Chocolate yogurt. Explains the brown crud clumped in his whiskers.
Rumor has it Saul Slominsky only kept his cushy MCU job with the state because he had a well-connected friend in the governor’s office. However, that particular governor gave the New Jersey homeland security job to his boyfriend, got caught, resigned, wrote a book, and told the world about it on Oprah.
Slobbinsky lost his “friend” when New Jersey lost its first officially gay governor. Now he works with the Burlington County prosecutor’s office. Seeing how he’s here in a men’s room at 1:00 in the morning, I gotta figure the
y gave him the graveyard shift. It’s where they always put their best and brightest: in the dark where nobody can see them. This particular GSP rest stop is, of course, in the middle of Burlington County. Slobbinsky’s jurisdiction.
The fat man is in charge.
He goes over to the sink. I figure he’s going to wash off his hands after crawling around searching for evidence on the floor of a toilet stall. Instead, he ducks down so he can drink straight from the tap.

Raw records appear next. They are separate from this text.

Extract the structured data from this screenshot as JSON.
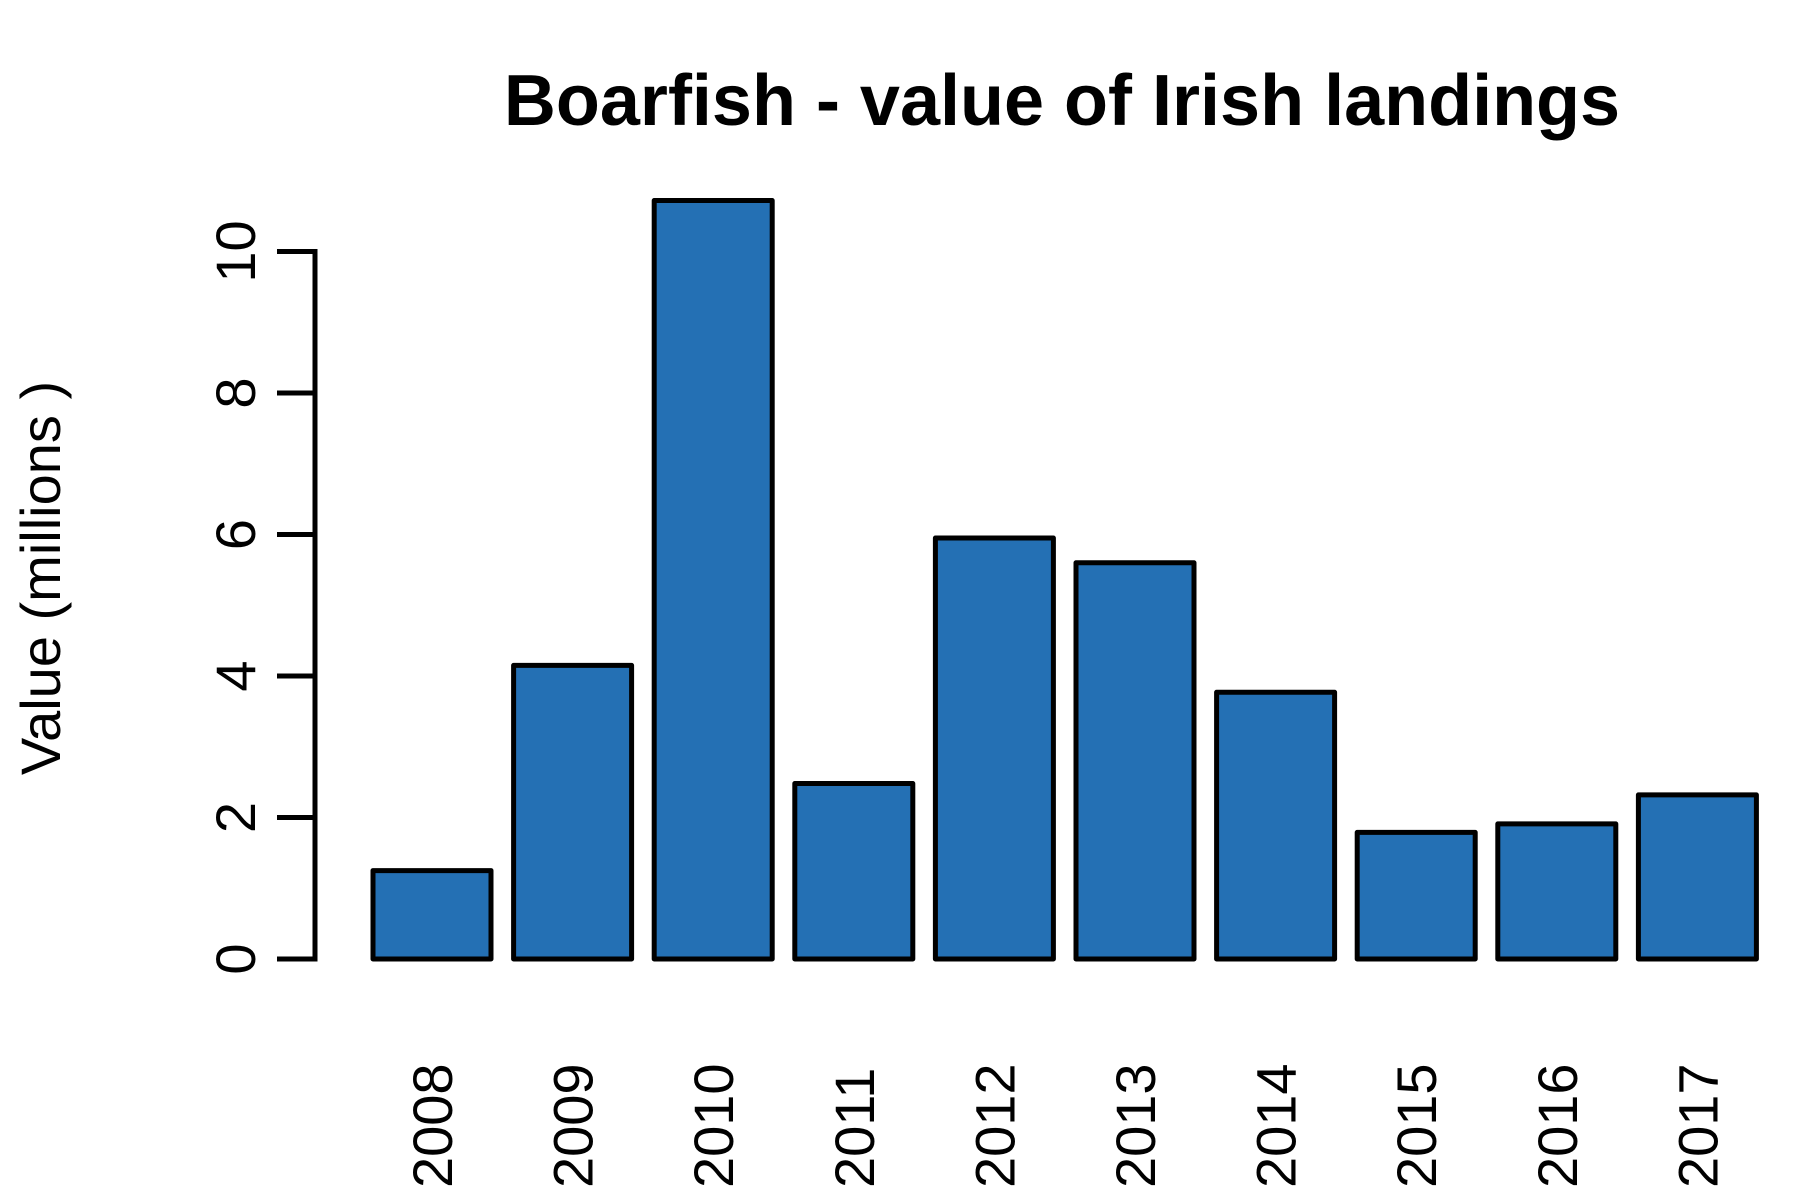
{
  "chart_data": {
    "type": "bar",
    "title": "Boarfish - value of Irish landings",
    "xlabel": "",
    "ylabel": "Value (millions )",
    "categories": [
      "2008",
      "2009",
      "2010",
      "2011",
      "2012",
      "2013",
      "2014",
      "2015",
      "2016",
      "2017"
    ],
    "values": [
      1.25,
      4.15,
      10.72,
      2.48,
      5.95,
      5.6,
      3.77,
      1.79,
      1.91,
      2.32
    ],
    "ylim": [
      0,
      10
    ],
    "yticks": [
      "0",
      "2",
      "4",
      "6",
      "8",
      "10"
    ],
    "grid": false,
    "legend": "none",
    "bar_color": "#2470B4",
    "bar_edge_color": "#000000"
  }
}
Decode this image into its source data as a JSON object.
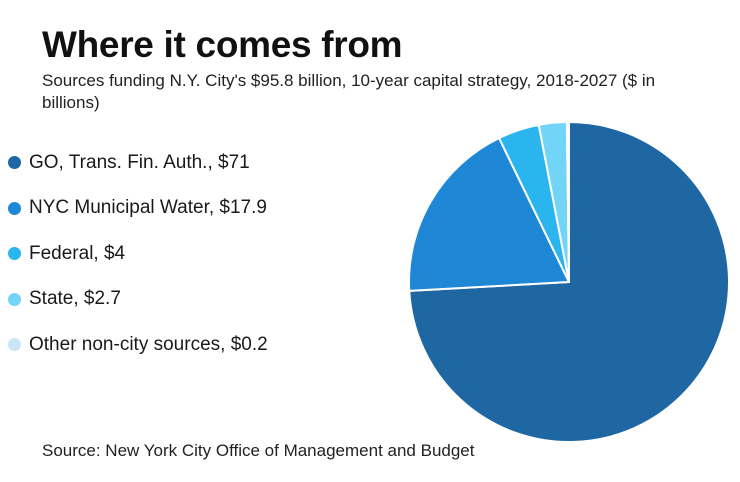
{
  "chart_data": {
    "type": "pie",
    "title": "Where it comes from",
    "subtitle": "Sources funding N.Y. City's $95.8 billion, 10-year capital strategy, 2018-2027 ($ in billions)",
    "categories": [
      "GO, Trans. Fin. Auth.",
      "NYC Municipal Water",
      "Federal",
      "State",
      "Other non-city sources"
    ],
    "values": [
      71,
      17.9,
      4,
      2.7,
      0.2
    ],
    "legend_labels": [
      "GO, Trans. Fin. Auth., $71",
      "NYC Municipal Water, $17.9",
      "Federal, $4",
      "State, $2.7",
      "Other non-city sources, $0.2"
    ],
    "colors": [
      "#1f67a3",
      "#1e88d6",
      "#2bb5ef",
      "#72d4f6",
      "#c9e6f7"
    ],
    "source": "Source: New York City Office of Management and Budget"
  }
}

“How’s this fucking thing work?”
“Motion detector,” answers one his guys. This one has a major belly too and is working on a jumbo bag of Chex Mix, shaking it out over his face so he doesn’t miss a single crumb. Guess everybody working the night shift is here for a reason.
“What fucking motion detector?”
“In the black circle. See it there?”
Slominsky waves his hand around the spigot.
“Fucking thing’s broken.”
“Stand up and lean in again,” suggests his colleague. “You need to make motion that it can detect—”
“Sir?” It’s Dixon. He’s seen enough of the Saul Slobbinsky Show.
“What?” Slominsky stands up from the sink.
“The body? I’m here to identify it.”
“Cool your jets, pal. He ain’t going anywhere.” He laughs. So does Mr. Chex Mix.
“Sir,” Dixon demands, “what is your name?”
Slominsky snorts. “Me?”
Dixon nods. His eye slits are thinner than the space between tightly drawn blinds.
“You.”
“Saul Slominsky.”
“Your position here?”
“Senior investigator for the Burlington County prosecutor’s office. This is my crime scene. You are here at my invitation.”
“Then show me the goddamn body!”
Slobbinsky eyes the big man. They probably weigh the same. Two hundred and fifty pounds. Only Dixon is six-three. Slominsky is more like five-two and the soldier’s belly doesn’t flop over his belt.
“Show it to me, now.”
“Ease up, ace. Who’d you say you were again?”